En allemand moderne, le mot Sodomie n’a pas de connotation de sexe anal ou oral et se réfère spécifiquement à la bestialité. Il en va de même pour la sodomie polonaise. Le mot norvégien sodomi porte les deux sens. En danois, le sodomi est rendu comme « connaissance charnelle contre nature avec quelqu’un du même sexe ou (maintenant) avec des animaux ».

En arabe et en persan, le mot pour sodomie, liwāṭ (prononciation arabe : liwāṭ ; prononciation perse lavât), provient de la même source que dans la culture occidentale, avec à peu près les mêmes connotations que l’anglais (faisant référence à la plupart des actes sexuels interdits par le Coran). Sa référence directe est à Lot (لوط Lūṭ en arabe) et une interprétation plus littérale du mot est « la pratique du Lot », mais plus précisément il signifie « la pratique du peuple de Lot » (les Sodomites) plutôt que Lot lui-même.

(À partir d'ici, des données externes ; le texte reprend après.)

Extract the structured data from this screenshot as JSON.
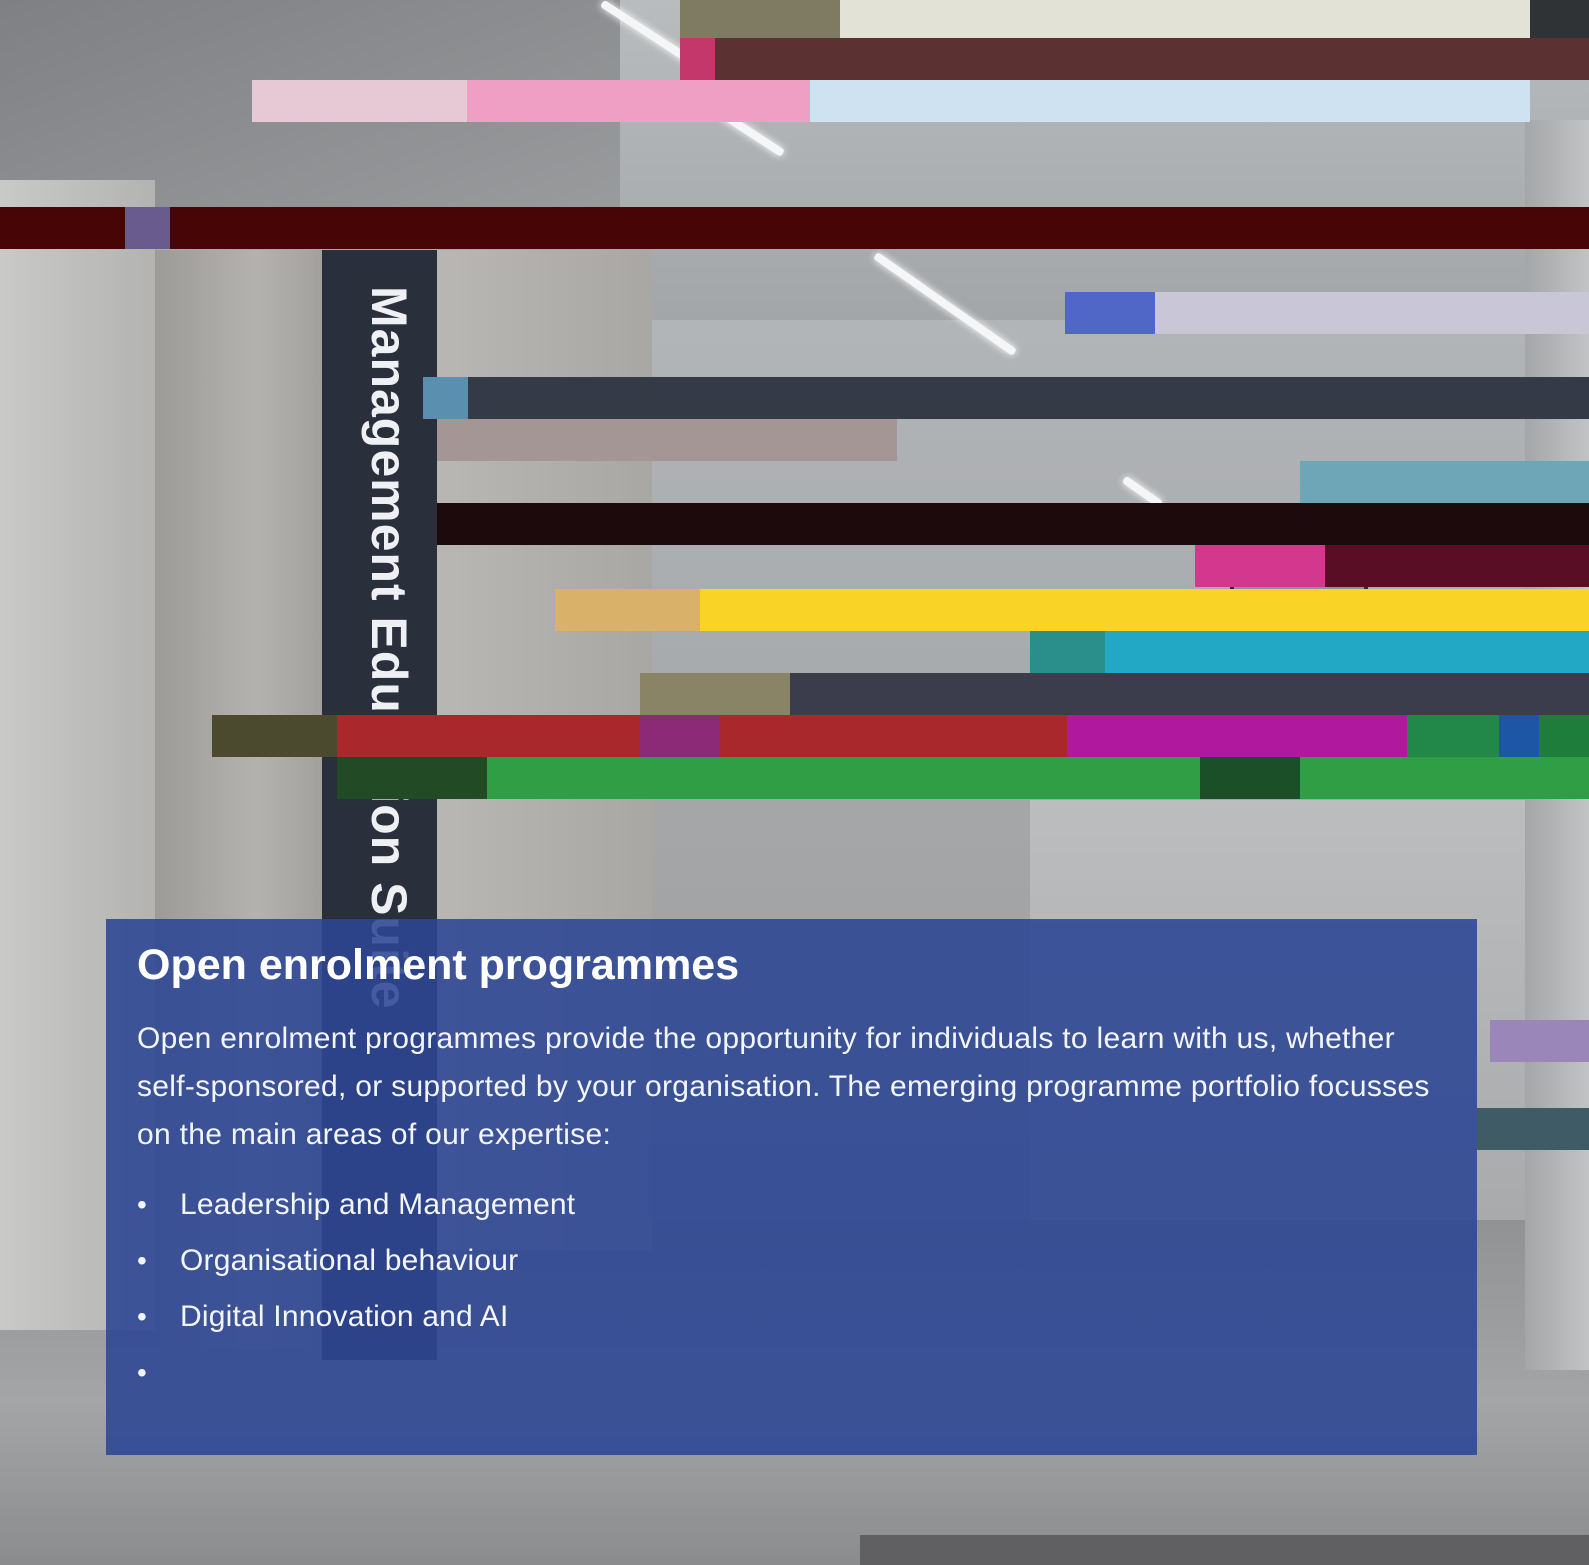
{
  "sign": {
    "text": "Management Education Suite"
  },
  "panel": {
    "title": "Open enrolment programmes",
    "body": "Open enrolment programmes provide the opportunity for individuals to learn with us, whether self-sponsored, or supported by your organisation. The emerging programme portfolio focusses on the main areas of our expertise:",
    "items": [
      "Leadership and Management",
      "Organisational behaviour",
      "Digital Innovation and AI",
      ""
    ]
  },
  "colors": {
    "panel_background": "#2c4594",
    "sign_background": "#2a2f3c",
    "glitch_yellow": "#f9d426",
    "glitch_cyan": "#22a8c4",
    "glitch_red": "#a8282c",
    "glitch_magenta": "#b0199d",
    "glitch_green": "#2f9e44",
    "glitch_pink": "#ef9fc4",
    "glitch_dark_red": "#470506"
  }
}
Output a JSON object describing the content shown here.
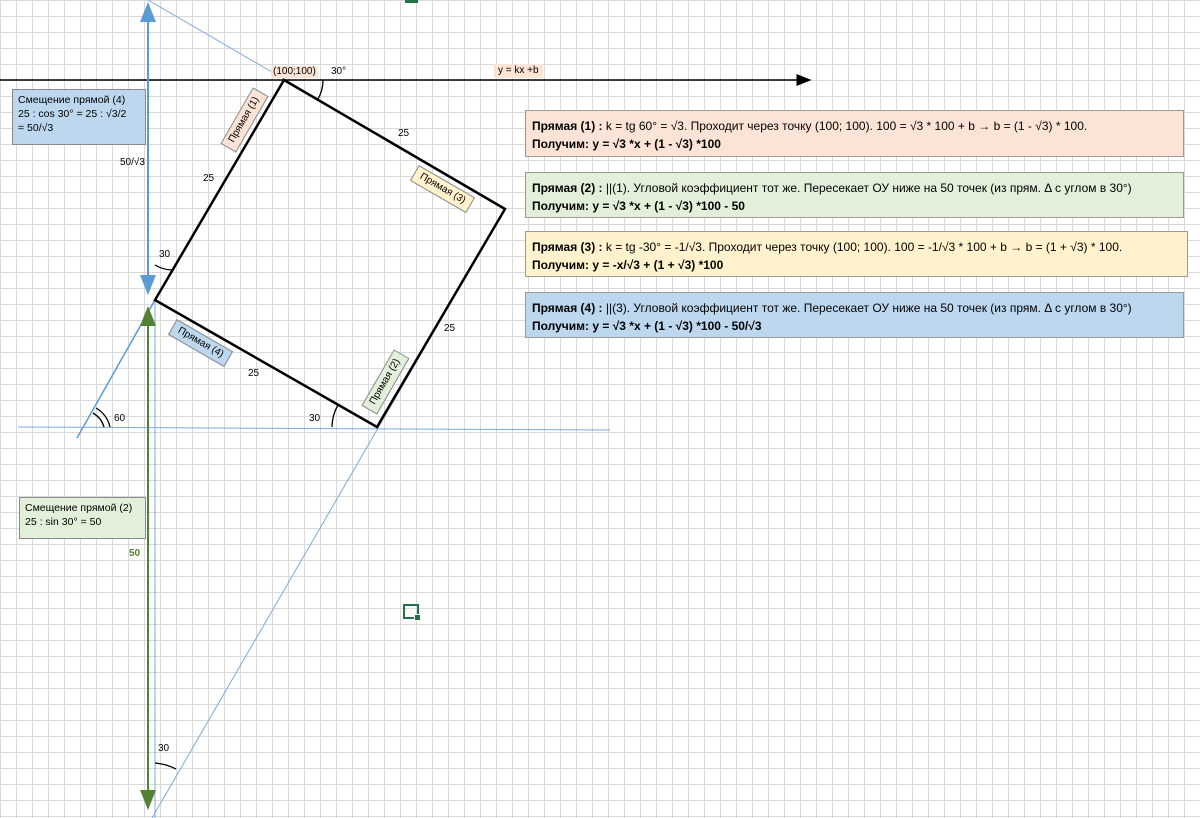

Le mot sodomite, un nom ou un verbe (pour « sodomite ») utilisé comme insulte, est dérivé du sodomite. C’est un terme d’insulte générale pour toute personne que le locuteur n’aime pas sans référence spécifique à son comportement sexuel. Le gazon en plaques est utilisé comme argot au Royaume-Uni et dans le Commonwealth et est considéré comme légèrement offensant. Cependant, en Nouvelle-Zélande et en Australie, il n’est pas considéré comme offensant du tout, mais seulement  » grossier « , car on suppose localement, même si c’est incorrect, qu’il fait référence au mot  » gazon  » comme dans un amas de terre humide[citation nécessaire].

Si la religion et le droit ont joué un rôle fondamental dans la définition historique et la punition de la sodomie, les textes sodomitiques présentent des possibilités considérables d’ambiguïté et d’interprétation. La sodomie est à la fois une réalité et une catégorie imaginaire. Au cours du XVIIIe siècle, ce qui est identifiable comme sodomie s’identifie souvent à l’efféminence, par exemple, ou en opposition à un discours de virilité.